No significant differences in PPOI on day 4 (P = 0.71) or QOL measures were found between the groups. There were also no group differences when the data were analyzed by examining those whose PPOI had resolved by day 5 (P = 0.69) or day 6 (P = 0.88). No adverse events related to acupuncture were reported.

CONCLUSION:

Acupuncture did not prevent PPOI and was not useful for treating PPOI once it had developed in this population.

 

Gastroenterology. 2012 Nov 6. pii: S0016-5085(12)01609-5. doi: 10.1053/j.gastro.2012.10.050. [Epub ahead of print]

Electroacupuncture Reduces Duration of Postoperative Ileus After Laparoscopic Surgery for Colorectal Cancer.

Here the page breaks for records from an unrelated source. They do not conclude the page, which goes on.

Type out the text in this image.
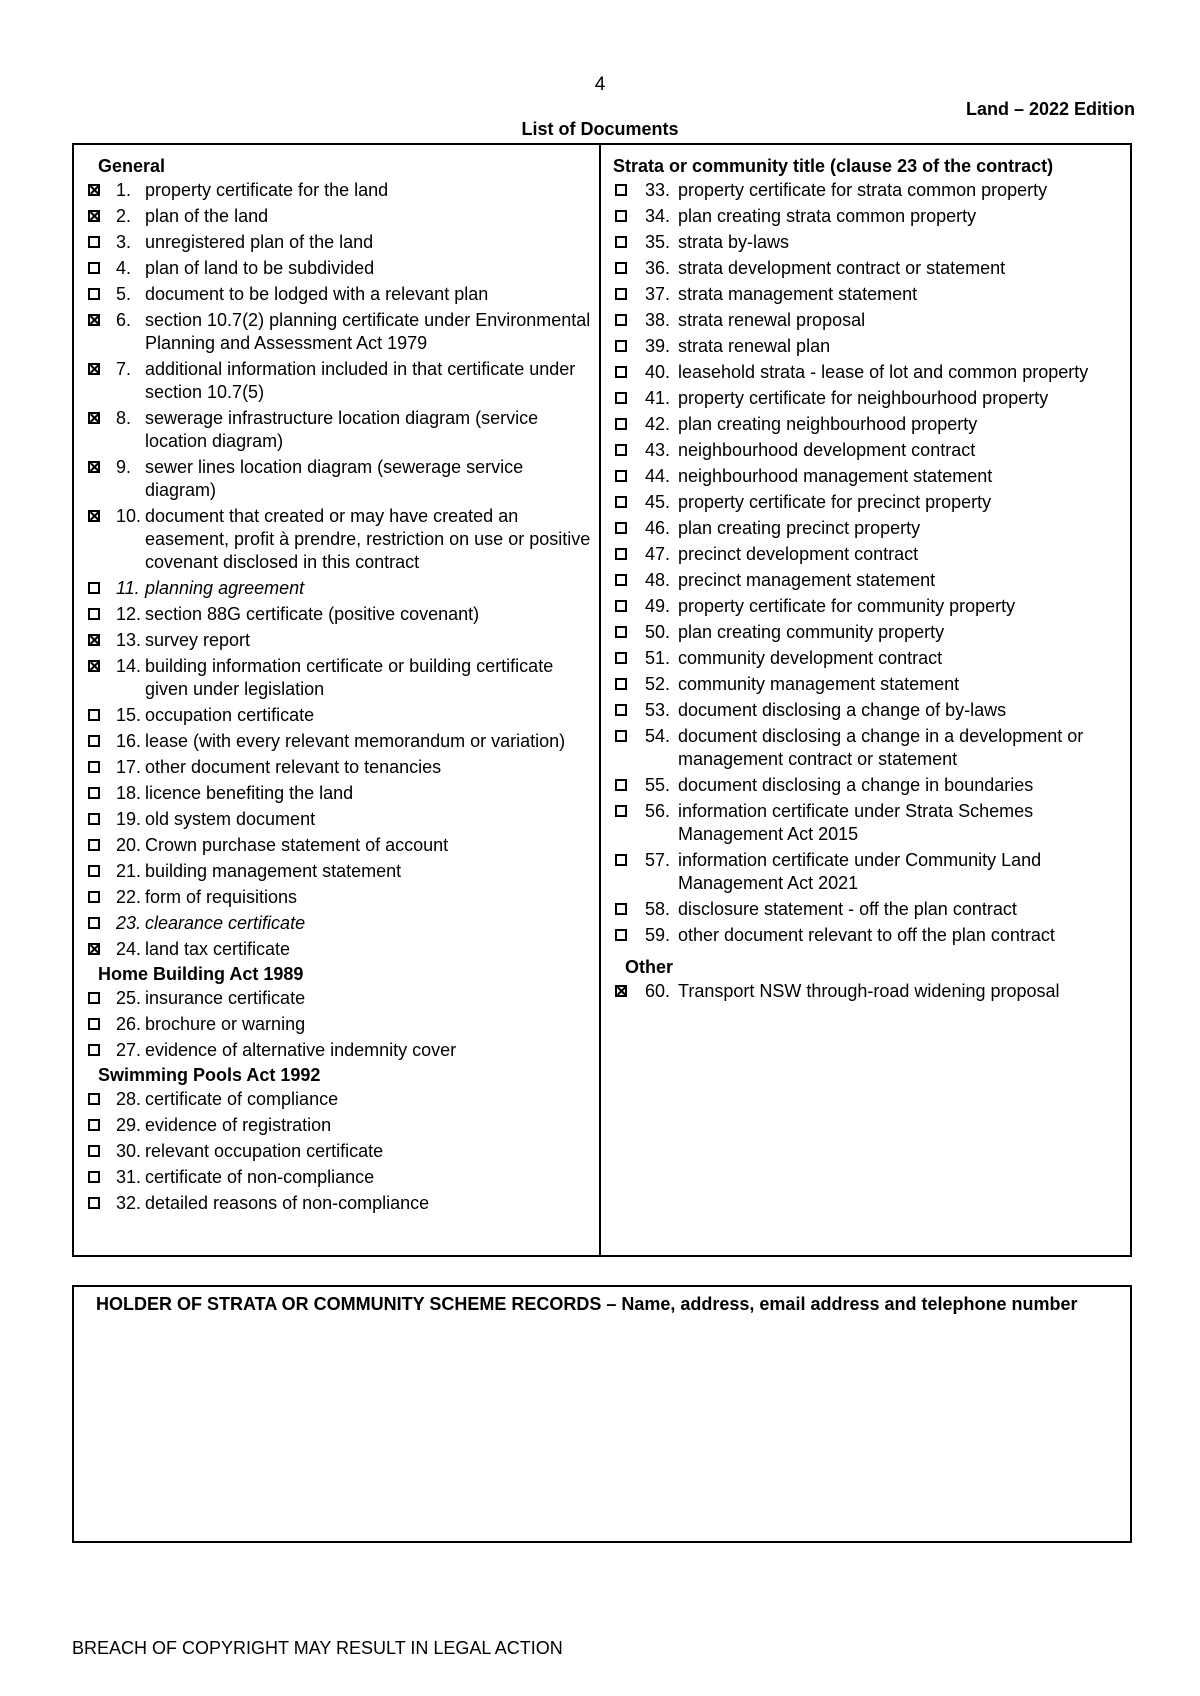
4
Land – 2022 Edition
List of Documents
General
1. property certificate for the land
2. plan of the land
3. unregistered plan of the land
4. plan of land to be subdivided
5. document to be lodged with a relevant plan
6. section 10.7(2) planning certificate under Environmental Planning and Assessment Act 1979
7. additional information included in that certificate under section 10.7(5)
8. sewerage infrastructure location diagram (service location diagram)
9. sewer lines location diagram (sewerage service diagram)
10. document that created or may have created an easement, profit à prendre, restriction on use or positive covenant disclosed in this contract
11. planning agreement
12. section 88G certificate (positive covenant)
13. survey report
14. building information certificate or building certificate given under legislation
15. occupation certificate
16. lease (with every relevant memorandum or variation)
17. other document relevant to tenancies
18. licence benefiting the land
19. old system document
20. Crown purchase statement of account
21. building management statement
22. form of requisitions
23. clearance certificate
24. land tax certificate
Home Building Act 1989
25. insurance certificate
26. brochure or warning
27. evidence of alternative indemnity cover
Swimming Pools Act 1992
28. certificate of compliance
29. evidence of registration
30. relevant occupation certificate
31. certificate of non-compliance
32. detailed reasons of non-compliance
Strata or community title (clause 23 of the contract)
33. property certificate for strata common property
34. plan creating strata common property
35. strata by-laws
36. strata development contract or statement
37. strata management statement
38. strata renewal proposal
39. strata renewal plan
40. leasehold strata - lease of lot and common property
41. property certificate for neighbourhood property
42. plan creating neighbourhood property
43. neighbourhood development contract
44. neighbourhood management statement
45. property certificate for precinct property
46. plan creating precinct property
47. precinct development contract
48. precinct management statement
49. property certificate for community property
50. plan creating community property
51. community development contract
52. community management statement
53. document disclosing a change of by-laws
54. document disclosing a change in a development or management contract or statement
55. document disclosing a change in boundaries
56. information certificate under Strata Schemes Management Act 2015
57. information certificate under Community Land Management Act 2021
58. disclosure statement - off the plan contract
59. other document relevant to off the plan contract
Other
60. Transport NSW through-road widening proposal
HOLDER OF STRATA OR COMMUNITY SCHEME RECORDS – Name, address, email address and telephone number
BREACH OF COPYRIGHT MAY RESULT IN LEGAL ACTION
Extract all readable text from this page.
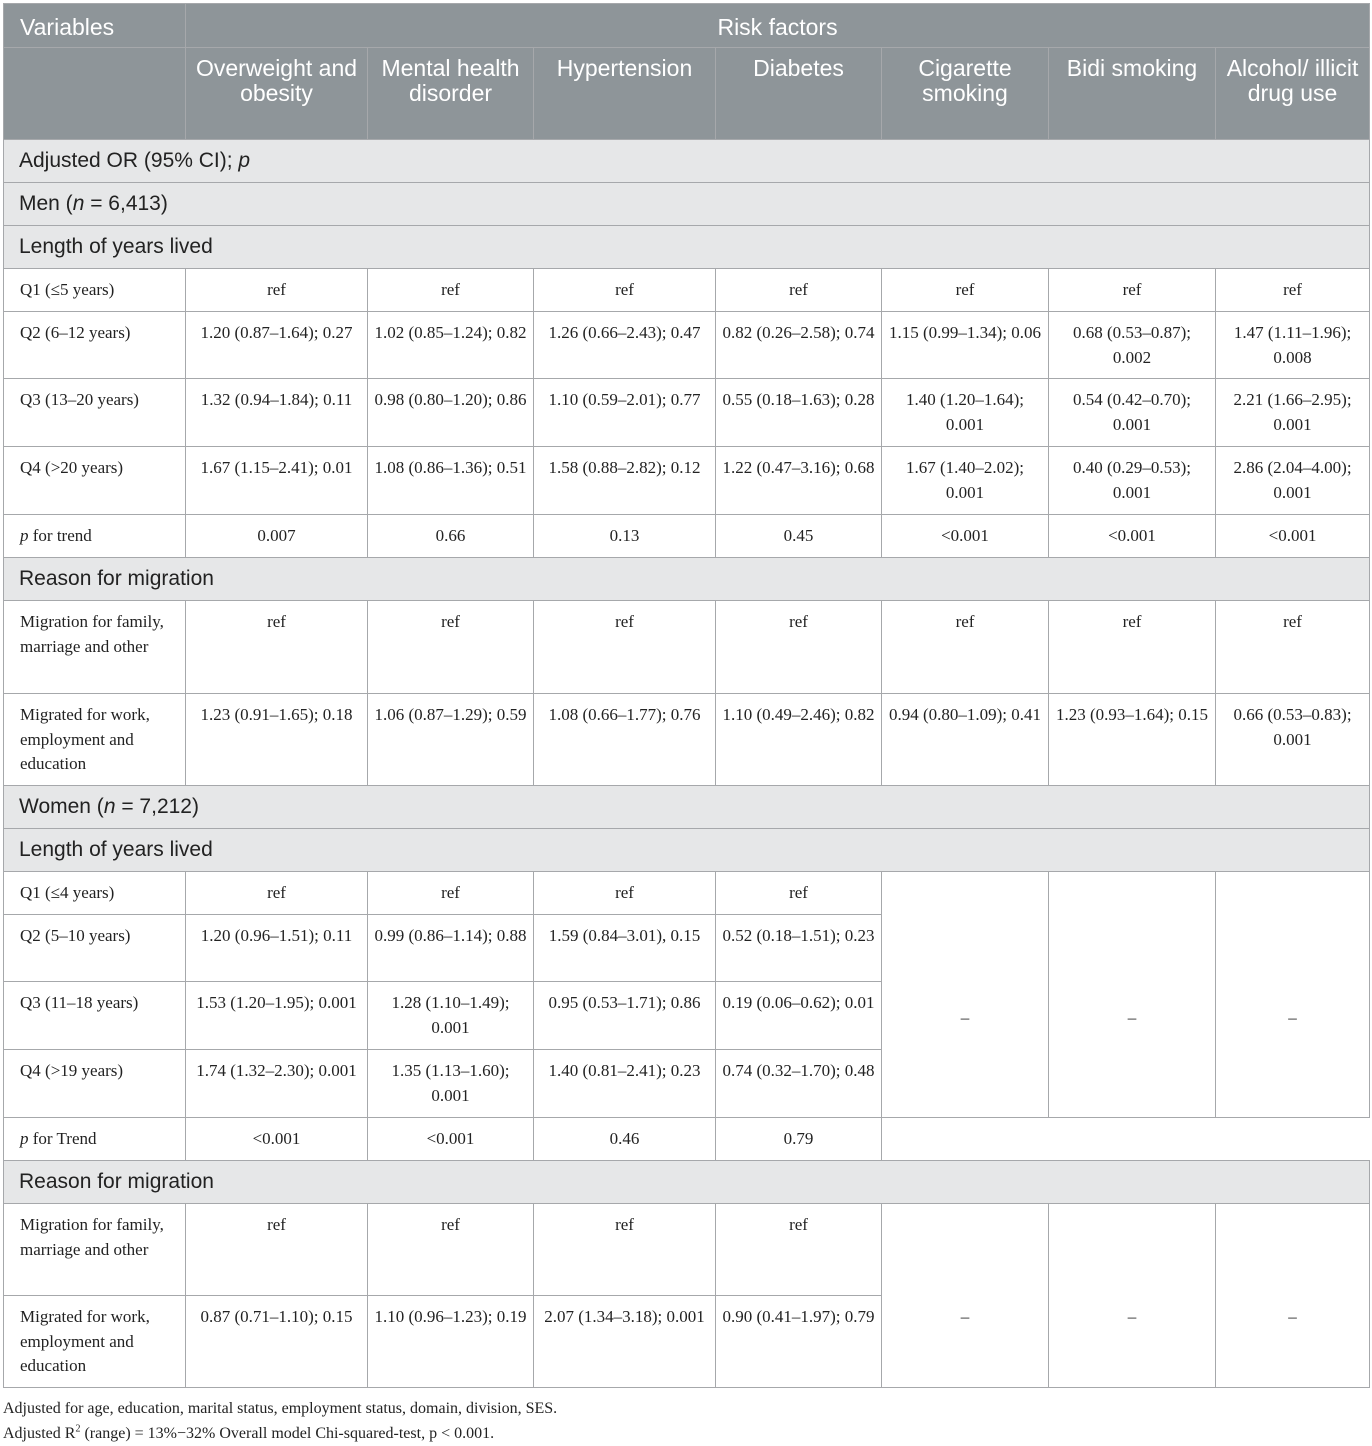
Variables	Risk factors						
	Overweight and obesity	Mental health disorder	Hypertension	Diabetes	Cigarette smoking	Bidi smoking	Alcohol/ illicit drug use
Adjusted OR (95% CI); p							
Men (n = 6,413)							
Length of years lived							
Q1 (≤5 years)	ref	ref	ref	ref	ref	ref	ref
Q2 (6–12 years)	1.20 (0.87–1.64); 0.27	1.02 (0.85–1.24); 0.82	1.26 (0.66–2.43); 0.47	0.82 (0.26–2.58); 0.74	1.15 (0.99–1.34); 0.06	0.68 (0.53–0.87); 0.002	1.47 (1.11–1.96); 0.008
Q3 (13–20 years)	1.32 (0.94–1.84); 0.11	0.98 (0.80–1.20); 0.86	1.10 (0.59–2.01); 0.77	0.55 (0.18–1.63); 0.28	1.40 (1.20–1.64); 0.001	0.54 (0.42–0.70); 0.001	2.21 (1.66–2.95); 0.001
Q4 (>20 years)	1.67 (1.15–2.41); 0.01	1.08 (0.86–1.36); 0.51	1.58 (0.88–2.82); 0.12	1.22 (0.47–3.16); 0.68	1.67 (1.40–2.02); 0.001	0.40 (0.29–0.53); 0.001	2.86 (2.04–4.00); 0.001
p for trend	0.007	0.66	0.13	0.45	<0.001	<0.001	<0.001
Reason for migration							
Migration for family, marriage and other	ref	ref	ref	ref	ref	ref	ref
Migrated for work, employment and education	1.23 (0.91–1.65); 0.18	1.06 (0.87–1.29); 0.59	1.08 (0.66–1.77); 0.76	1.10 (0.49–2.46); 0.82	0.94 (0.80–1.09); 0.41	1.23 (0.93–1.64); 0.15	0.66 (0.53–0.83); 0.001
Women (n = 7,212)							
Length of years lived							
Q1 (≤4 years)	ref	ref	ref	ref	–	–	–
Q2 (5–10 years)	1.20 (0.96–1.51); 0.11	0.99 (0.86–1.14); 0.88	1.59 (0.84–3.01), 0.15	0.52 (0.18–1.51); 0.23			
Q3 (11–18 years)	1.53 (1.20–1.95); 0.001	1.28 (1.10–1.49); 0.001	0.95 (0.53–1.71); 0.86	0.19 (0.06–0.62); 0.01			
Q4 (>19 years)	1.74 (1.32–2.30); 0.001	1.35 (1.13–1.60); 0.001	1.40 (0.81–2.41); 0.23	0.74 (0.32–1.70); 0.48			
p for Trend	<0.001	<0.001	0.46	0.79			
Reason for migration							
Migration for family, marriage and other	ref	ref	ref	ref	–	–	–
Migrated for work, employment and education	0.87 (0.71–1.10); 0.15	1.10 (0.96–1.23); 0.19	2.07 (1.34–3.18); 0.001	0.90 (0.41–1.97); 0.79			
Adjusted for age, education, marital status, employment status, domain, division, SES.
Adjusted $R^2$ (range) = 13%−32% Overall model Chi-squared-test, p < 0.001.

Ng SSLeung WWMak TWHon SSLi JCWong CYTsoi KKLee JF.

Source

Division of Colorectal Surgery, Department of Surgery, The Chinese University of Hong Kong, Prince of Wales Hospital, Shatin, Hong Kong, SAR. Electronic address: simonng@surgery.cuhk.edu.hk.

Abstract

BACKGROUND & AIMS:

We investigated the efficacy of electroacupuncture in reducing the duration of postoperative ileus and hospital stay after laparoscopic surgery for colorectal cancer.

METHODS:

We performed a prospective study of 165 patients undergoing elective laparoscopic surgery for colonic and upper rectal cancer, enrolled from October 2008 to October 2010. Patients were assigned randomly to groups that received electroacupuncture (n = 55) or sham acupuncture (n = 55), once daily from postoperative days 1-4, or no acupuncture (n = 55). The acupoints Zusanli, Sanyinjiao, Hegu, and Zhigou were used. The primary outcome was time to defecation. Secondary outcomes included postoperative analgesic requirement, time to ambulation, and length of hospital stay.

RESULTS:

Patients who received electroacupuncture had a shorter time to defecation than patients who received no acupuncture (85.9 ± 3 6.1 vs 122.1 ± 53.5 h; P < .001) and length of hospital stay (6.5 ± 2.2 vs 8.5 ± 4.8 days; P = .007). Patients who received electroacupuncture also had a shorter time to defecation than patients who received sham acupuncture (85.9 ± 36.1 vs 107.5 ± 46.2 h; P = .007). Electroacupuncture was more effective than no or sham acupuncture in reducing postoperative analgesic requirement and time to ambulation. In multiple linear regression analysis, an absence of complications and electroacupuncture were associated with a shorter duration of postoperative ileus and hospital stay after the surgery.

CONCLUSIONS:

In a clinical trial, electroacupuncture reduced the duration of postoperative ileus, time to ambulation, and postoperative analgesic requirement, compared with no or sham acupuncture, after laparoscopic surgery for colorectal cancer. ClinicalTrials.gov number, NCT00464425.